Yürütmeyi durdurma kararının anlamı vergi iaresince yanlış mı biliniyor?
Değerli DÜNYA okurları, daha önce yazı konusu yaptığım bir konuyu karşılaştığımız güncel sorunlar nedeniyle tekrar irdeleme gereği duydum.
Vergide ne zaman yürütmenin durdurulması gerekebilir?
Vergi konusunda tarhiyat yapılmış ve konu davaya taşınmışsa, bu tutarlar, dava sonuçlanmadıkça tahsil edilemez. Bu nedenle de normalde vergi davalarında yürütmeyi durdurma otomatik/kendiliğinden olur, ayrıca mahkeme kararı gerekmez.
Ancak aşağıda örneklerini verdiğimiz ve benzeri durumlarda işleme karşı açılan dava yürütmeyi otomatik olarak durdurmaz. İşleme karşı açılan davada yürütmeyi durdurma talebinde bulunulması ve mahkemenin de bu yönde karar vermesi gerekir.
a. Ödeme emrine karşı açılan davalar
b. İhtirazı kayıtla beyan üzerine açılan davalar
c. Yurt dışına çıkış yasağı üzerine açılan davalar
d. İhtiyati haciz/ihtiyati tahakkuk ve teminat uygulamaları ile ilgili oluşan ihtilaflar ilk etapta akla gelen ve yürütmenin yargı aşamasında otomatik durmadığı işlemlerdir.
Yürütmeyi durdurma talebi nereye yapılır?
Yukarıda saydığımız vb yürütmenin kanun gereği otomatik olarak durmadığı durumlarda, açılan davalarda, davaya bakan mahkemeden yürütmeyi durdurma talep edilir, mahkeme karar verirse yürütme durur.
a. Vergi mahkemelerinden,
b. Danıştay'ın ilk derece mahkemesi olarak baktığı davalarda davaya bakan Danıştay dairesinden,
c. Danıştay'ın temyizen baktığı davalarda Danıştay dairesinden,
d. Danıştay dava dairelerinin ilk derece mahkemesi olarak karar verdikleri durumlarda temyizen konuya bakacak olan Danıştay vergi dava daireleri genel kurulundan,
e. Anayasa mahkemesince incelenen davalarda anayasa mahkemesinden,
f. İlk derece mahkemesinin yürütmeyi durdurma talebini reddetmesi halinde itirazen bölge idare mahkemesinden, yürütmeyi durdurma kararı vermesi talep edilebilir.
İlk ara karar
Bu talep üzerine dosyada mevcut belge ve açıklamalardan hareketle karar verilebileceği gibi bir ara kararı verilerek, idarenin savunması alındıktan sonra bu konuda karar verileceği belirtilebilir.
Yürütmeyi durdurma kararı
Yürütmeyi durdurma kararı verilebilmesi için mahkeme iki şartın varlığını arar.

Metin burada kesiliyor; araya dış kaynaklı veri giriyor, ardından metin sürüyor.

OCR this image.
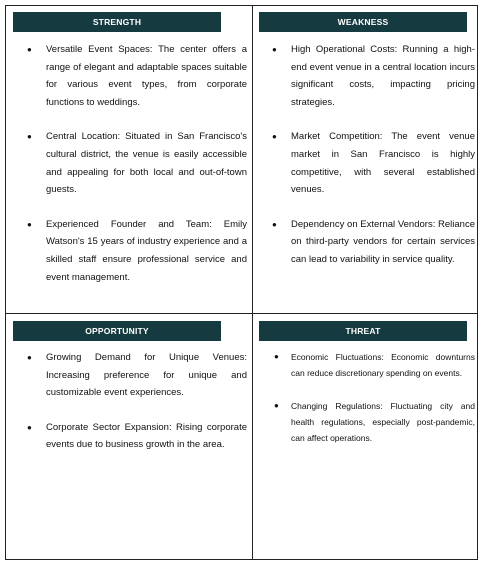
STRENGTH
● Versatile Event Spaces: The center offers a range of elegant and adaptable spaces suitable for various event types, from corporate functions to weddings.
● Central Location: Situated in San Francisco's cultural district, the venue is easily accessible and appealing for both local and out-of-town guests.
● Experienced Founder and Team: Emily Watson's 15 years of industry experience and a skilled staff ensure professional service and event management.
WEAKNESS
● High Operational Costs: Running a high-end event venue in a central location incurs significant costs, impacting pricing strategies.
● Market Competition: The event venue market in San Francisco is highly competitive, with several established venues.
● Dependency on External Vendors: Reliance on third-party vendors for certain services can lead to variability in service quality.
OPPORTUNITY
● Growing Demand for Unique Venues: Increasing preference for unique and customizable event experiences.
● Corporate Sector Expansion: Rising corporate events due to business growth in the area.
THREAT
● Economic Fluctuations: Economic downturns can reduce discretionary spending on events.
● Changing Regulations: Fluctuating city and health regulations, especially post-pandemic, can affect operations.
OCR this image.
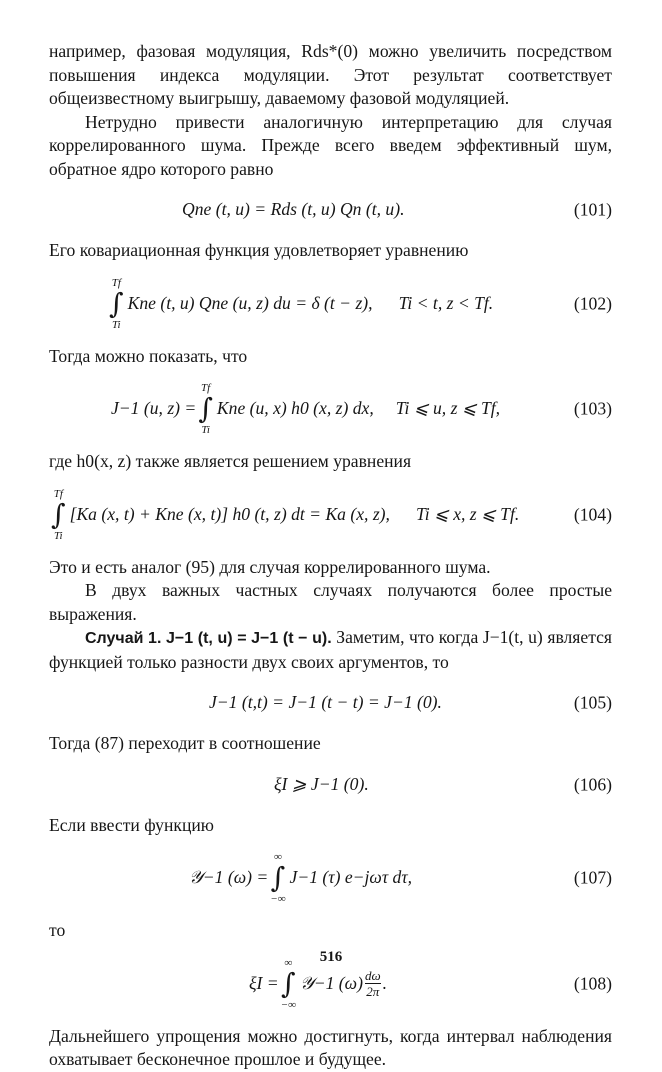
например, фазовая модуляция, Rds*(0) можно увеличить посредством повышения индекса модуляции. Этот результат соответствует общеизвестному выигрышу, даваемому фазовой модуляцией.

Нетрудно привести аналогичную интерпретацию для случая коррелированного шума. Прежде всего введем эффективный шум, обратное ядро которого равно

Qne (t, u) = Rds (t, u) Qn (t, u).	(101)

Его ковариационная функция удовлетворяет уравнению

Tf
∫
Ti
Kne (t, u) Qne (u, z) du = δ (t − z), Ti < t, z < Tf.	(102)

Тогда можно показать, что

J−1 (u, z) =
Tf
∫
Ti
Kne (u, x) h0 (x, z) dx, Ti ⩽ u, z ⩽ Tf,	(103)

где h0(x, z) также является решением уравнения

Tf
∫
Ti
[Ka (x, t) + Kne (x, t)] h0 (t, z) dt = Ka (x, z), Ti ⩽ x, z ⩽ Tf.	(104)

Это и есть аналог (95) для случая коррелированного шума.

В двух важных частных случаях получаются более простые выражения.

Случай 1. J−1 (t, u) = J−1 (t − u). Заметим, что когда J−1(t, u) является функцией только разности двух своих аргументов, то

J−1 (t,t) = J−1 (t − t) = J−1 (0).	(105)

Тогда (87) переходит в соотношение

ξI ⩾ J−1 (0).	(106)

Если ввести функцию

𝒴−1 (ω) =
∞
∫
−∞
J−1 (τ) e−jωτ dτ,	(107)

то

ξI =
∞
∫
−∞
𝒴−1 $(\omega) \frac{d\omega}{2\pi}$ .	(108)

Дальнейшего упрощения можно достигнуть, когда интервал наблюдения охватывает бесконечное прошлое и будущее.

516
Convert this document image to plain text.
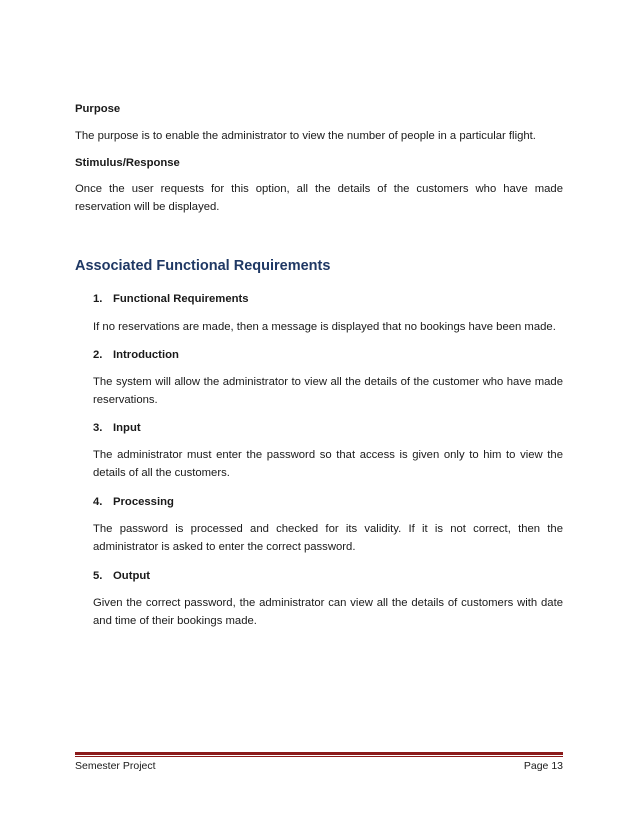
Purpose
The purpose is to enable the administrator to view the number of people in a particular flight.
Stimulus/Response
Once the user requests for this option, all the details of the customers who have made reservation will be displayed.
Associated Functional Requirements
1. Functional Requirements
If no reservations are made, then a message is displayed that no bookings have been made.
2. Introduction
The system will allow the administrator to view all the details of the customer who have made reservations.
3. Input
The administrator must enter the password so that access is given only to him to view the details of all the customers.
4. Processing
The password is processed and checked for its validity. If it is not correct, then the administrator is asked to enter the correct password.
5. Output
Given the correct password, the administrator can view all the details of customers with date and time of their bookings made.
Semester Project	Page 13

a. Açıkça kanuna aykırı bir uygulama ve
b. İşlemin uygulanmasının telafisi imkansız ve güç zararlara yol açıyor olması.
Bu iki durumun varlığına ikna olan mahkeme yürütmenin durdurulması kararı verir.
Yürütmeyi durdurma konusunda verilen karara itiraz
İlk derece mahkemelerinin verdiği yürütmeyi durdurma kararlarına karşı bölge idare mahkemesinde itiraz edilebilir.
Danıştay'ın vereceği yürütmeyi durdurma veya durdurmama kararlarına itiraz edilemiyor.
Yürütmeyi durdurma kararlarının uygulanması
Değerli DÜNYA okurları buraya kadar olan açıklamalar genel, problemsiz alanlar. Tartışma daha önce ödeme yapılan bir konuda yürütmeyi durdurma kararı alınmışsa nasıl hareket edilmesi gerektiği noktasında çıkıyor.
Vergi idaresi varsa takibini durduruyor, ancak, daha önce yürütmesi durdurulan işlemle tahsil edilen bir tutar varsa iade etmeye yanaşmıyor. Bu yaklaşımla tahsilat yapıldıktan sonra alınan yürütmeyi durdurma kararının bir anlamı kalmaz.
Bu durum tamamen yasaya ve içtihatlara aykırıdır.
Şayet yürütmeyi durdurma kararı verilmişse vergi idaresinin yürütmenin durdurulduğu işlemle ilgili daha önce tahsil ettiği tutarları iade ederek işlem tesisi gerekmektedir. Diğer bir deyişle, yürütmeyi durdurma kararının anlamı işlem tesisinden önceki hale dönülmesi, dolayısıyla tahsilat yapılmışsa tahsil edilen dava tutarının iadesi gerekmektedir.